BELOPOL’E
Pre-1941: Belopol’e, town and raion center, Sumy oblast’, Ukrainian SSR; 1941–1943: Belopolje, Rear Area, Army Group South (rückwärtiges Heeresgruppe Süd); post-1991: Bilopillia, Sumy oblast’, Ukraine
Belopol’e is located about 50 kilometers (31 miles) northwest of Sumy. According to the 1939 census, there were 125 Jews living in Belopol’e (about 0.72 percent of the town’s population).1 In the 1930s, the town was located close to a railway junction and had an electricity-generating plant and a tractor station. Local industries included machine construction and metalworking factories, a flour mill, and a sugar plant.
The town was occupied by German troops of Army Group South on October 7, 1941, about four months after the start of the German invasion of the Soviet Union on June 22. Before the arrival of German troops, a number of local Jews managed to escape to the east, and some Jewish men were recruited into the Red Army. During the entire period of the German occupation of Belopol’e, between October 1941 and September 1943, a German military administration (Ortskommandantur) was in control of the town.
In the fall or winter of 1941, German authorities sent the remaining Jews they could find in Belopol’e to work cutting peat. Subsequently these people were transferred to Konotop, where they were shot by members of the 1st SS-Infantry Brigade or other German occupation forces.2
According to a report by Feldkommandantur (V) 200, based in Konotop, dated June 1942:
The Jewish question in this area was taken care of in the months of October and November 1941 by the 1st SS-Infantry Brigade, which was deployed here. In May 1942, a further 24 Jews were discovered in the town of Bilopillia [Belopol’e], whose housing in mass accommodations and their subsequent sending away to forced labor was authorized.3
In the view of historian Ilya Altman, the concentration of these 24 Jews in an unguarded building and their subjection [End Page 1763] to forced labor there prior to redeployment for forced labor elsewhere can be viewed as a form of “open ghetto.”4
SOURCES
Relevant documentation, including the files of the Soviet Extraordinary State Commission’s (ChGK) investigations into the crimes committed by the German occupying forces and their collaborators in Belopol’e, can be found in the following archives: BA-MA (RH 22/201); DASO; GARF (7021-74-486); NARA (RG-238, T-501, reel 33, frame 351); and TsDAVO (CMF-8-2-157, p. 205).
NOTES
1. Mordechai Altshuler, ed., Distribution of the Jewish Population of the USSR 1939 (Jerusalem: Hebrew University of Jerusalem, 1993), p. 28.

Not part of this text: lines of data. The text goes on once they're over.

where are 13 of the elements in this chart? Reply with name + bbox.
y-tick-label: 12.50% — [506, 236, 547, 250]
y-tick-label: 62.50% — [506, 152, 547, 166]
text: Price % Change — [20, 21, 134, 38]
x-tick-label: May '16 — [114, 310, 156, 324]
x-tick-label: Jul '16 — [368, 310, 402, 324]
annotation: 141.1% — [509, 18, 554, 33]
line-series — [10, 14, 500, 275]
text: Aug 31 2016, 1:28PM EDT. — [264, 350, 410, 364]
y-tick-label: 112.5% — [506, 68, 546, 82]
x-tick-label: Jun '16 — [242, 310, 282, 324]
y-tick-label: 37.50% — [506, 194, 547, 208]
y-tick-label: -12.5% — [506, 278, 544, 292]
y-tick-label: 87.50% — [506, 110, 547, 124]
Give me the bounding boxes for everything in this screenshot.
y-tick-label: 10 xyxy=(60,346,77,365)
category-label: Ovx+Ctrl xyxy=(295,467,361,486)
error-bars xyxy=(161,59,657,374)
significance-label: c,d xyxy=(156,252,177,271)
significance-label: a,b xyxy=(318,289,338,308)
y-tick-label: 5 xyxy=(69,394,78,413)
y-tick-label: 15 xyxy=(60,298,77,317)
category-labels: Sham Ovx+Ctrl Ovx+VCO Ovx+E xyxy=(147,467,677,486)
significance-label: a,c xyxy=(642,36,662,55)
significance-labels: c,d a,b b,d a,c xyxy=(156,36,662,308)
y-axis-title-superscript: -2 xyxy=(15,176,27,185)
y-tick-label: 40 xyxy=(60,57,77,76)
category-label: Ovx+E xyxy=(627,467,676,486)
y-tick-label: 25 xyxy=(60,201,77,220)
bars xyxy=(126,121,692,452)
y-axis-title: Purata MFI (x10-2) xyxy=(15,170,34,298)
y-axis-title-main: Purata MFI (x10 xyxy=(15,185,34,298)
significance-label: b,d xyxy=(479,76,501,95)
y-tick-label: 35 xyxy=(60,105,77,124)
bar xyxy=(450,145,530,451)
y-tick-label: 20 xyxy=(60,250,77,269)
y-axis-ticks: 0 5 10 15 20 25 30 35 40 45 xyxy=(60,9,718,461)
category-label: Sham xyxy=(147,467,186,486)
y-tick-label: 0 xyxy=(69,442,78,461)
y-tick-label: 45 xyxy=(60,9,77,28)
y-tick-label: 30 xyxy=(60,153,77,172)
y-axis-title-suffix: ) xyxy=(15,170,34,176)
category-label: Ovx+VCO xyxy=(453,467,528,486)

2. Shmuel Spector and Geoffrey Wigoder, eds., The Encyclopedia of Jewish Life before and during the Holocaust (Jerusalem: Yad Vashem; New York: New York University Press, 2001), p. 145. This source dates these events to early 1942.
3. BA-MA, RH 22/201, FK V (200), Abt. VII, Dem Kommandierenden General der Sicherungstruppen und Befehlshaber im Heeres-Gebiet Süd, Abt. VII, Betr. Tätigkeitsbericht zum 20.6.1942, as cited by Andrej Angrick, “Annihilation and Labor: Jews and Thoroughfare IV in Central Ukraine,” in Ray Brandon and Wendy Lower, eds., The Shoah in Ukraine: History, Testimony, Memorialization (Bloomington: Indiana University Press in association with the United States Holocaust Memorial Museum, 2008), p. 204.
4. Il’ja Al’tmann, Opfer des Hasses: Der Holocaust in der UdSSR 1941–1945 (Zu rich: Gleichen, 2008), pp. 97–98.